Former railway station in Brisbane, Queensland, Australia

Bunour railway station is an abandoned railway station on the Pinkenba railway line on the boundary between the suburbs of Eagle Farm and Pinkenba in the City of Brisbane, Queensland, Australia. The station is 8.1 km from the Brisbane central business district and 12.4 km from Central station by rail. It opened in 1949 and closed on 27 September 1993.

The name is derived from the Aboriginal name for the black and white Australian white ibis bird.

==History==
The line to Pinkenba opened on 1 April 1897, and Bunour railway station opened in 1949 for workers in the growing industrial area.

A large army camp defense storage and warehouse facility, used during World War II (1939 to 1945), is located beside the site of Bunour railway station and remains today as the Damascus Barracks.
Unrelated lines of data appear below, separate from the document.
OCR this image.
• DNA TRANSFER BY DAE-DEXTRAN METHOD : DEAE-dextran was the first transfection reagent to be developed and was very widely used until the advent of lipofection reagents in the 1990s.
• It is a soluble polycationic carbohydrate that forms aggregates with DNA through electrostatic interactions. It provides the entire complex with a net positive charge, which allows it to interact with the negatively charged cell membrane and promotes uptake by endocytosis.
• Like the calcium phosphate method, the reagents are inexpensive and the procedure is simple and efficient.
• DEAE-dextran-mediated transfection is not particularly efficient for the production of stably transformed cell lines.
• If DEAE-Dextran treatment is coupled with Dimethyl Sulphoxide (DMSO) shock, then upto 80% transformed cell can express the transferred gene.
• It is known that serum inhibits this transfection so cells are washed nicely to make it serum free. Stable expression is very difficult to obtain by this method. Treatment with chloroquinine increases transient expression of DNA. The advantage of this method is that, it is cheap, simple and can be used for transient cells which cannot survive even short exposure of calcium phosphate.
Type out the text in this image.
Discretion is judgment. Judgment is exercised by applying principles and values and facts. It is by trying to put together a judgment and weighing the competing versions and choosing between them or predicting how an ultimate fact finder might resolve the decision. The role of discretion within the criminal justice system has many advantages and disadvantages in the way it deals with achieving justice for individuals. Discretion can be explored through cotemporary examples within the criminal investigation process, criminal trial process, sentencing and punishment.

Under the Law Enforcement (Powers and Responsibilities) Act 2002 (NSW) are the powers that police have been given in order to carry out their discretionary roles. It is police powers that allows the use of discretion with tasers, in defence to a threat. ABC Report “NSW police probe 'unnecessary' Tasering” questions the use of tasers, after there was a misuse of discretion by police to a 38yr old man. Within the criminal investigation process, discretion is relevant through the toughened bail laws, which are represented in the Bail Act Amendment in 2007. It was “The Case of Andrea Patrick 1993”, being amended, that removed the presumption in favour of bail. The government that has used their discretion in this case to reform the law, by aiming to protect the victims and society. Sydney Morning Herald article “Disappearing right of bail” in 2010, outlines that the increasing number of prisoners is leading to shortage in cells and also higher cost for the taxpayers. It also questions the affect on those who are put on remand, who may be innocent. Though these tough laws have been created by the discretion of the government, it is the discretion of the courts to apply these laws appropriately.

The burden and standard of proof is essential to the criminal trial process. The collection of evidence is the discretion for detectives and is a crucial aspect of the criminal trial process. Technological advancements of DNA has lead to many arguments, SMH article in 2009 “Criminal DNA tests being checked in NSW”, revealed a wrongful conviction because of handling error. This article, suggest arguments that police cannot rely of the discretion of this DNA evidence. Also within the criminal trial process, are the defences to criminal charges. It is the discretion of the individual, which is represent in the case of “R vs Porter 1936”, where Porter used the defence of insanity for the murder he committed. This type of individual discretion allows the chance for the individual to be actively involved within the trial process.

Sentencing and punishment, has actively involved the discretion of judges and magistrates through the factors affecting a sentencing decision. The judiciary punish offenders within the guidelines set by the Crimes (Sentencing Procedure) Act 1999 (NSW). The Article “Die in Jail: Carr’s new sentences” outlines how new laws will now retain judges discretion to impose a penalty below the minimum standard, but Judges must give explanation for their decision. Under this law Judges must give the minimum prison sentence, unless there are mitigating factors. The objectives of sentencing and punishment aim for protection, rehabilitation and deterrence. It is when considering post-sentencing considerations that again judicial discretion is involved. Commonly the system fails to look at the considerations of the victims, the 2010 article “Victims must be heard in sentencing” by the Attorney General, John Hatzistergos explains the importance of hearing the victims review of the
In 1988 the Pinkenba line was electrified, however only as far as the prior Eagle Farm station; infrequent passenger services consisting of stainless steel carriages hauled by diesel locomotives operated through Bunour. On 27 September 1993, all passenger services on the line were suspended as part of a rationalisation of the state rail network with the suspending or closing of unprofitable and under-utilised rail lines by the Goss Labor Party state government.

==Current status==
The original low-level platform is all that remains of Bunour railway station today.

===Replacement bus service===
The bus stop for the replacement Translink bus service (303) is immediately beside Bunour station in Kingsford Smith Drive.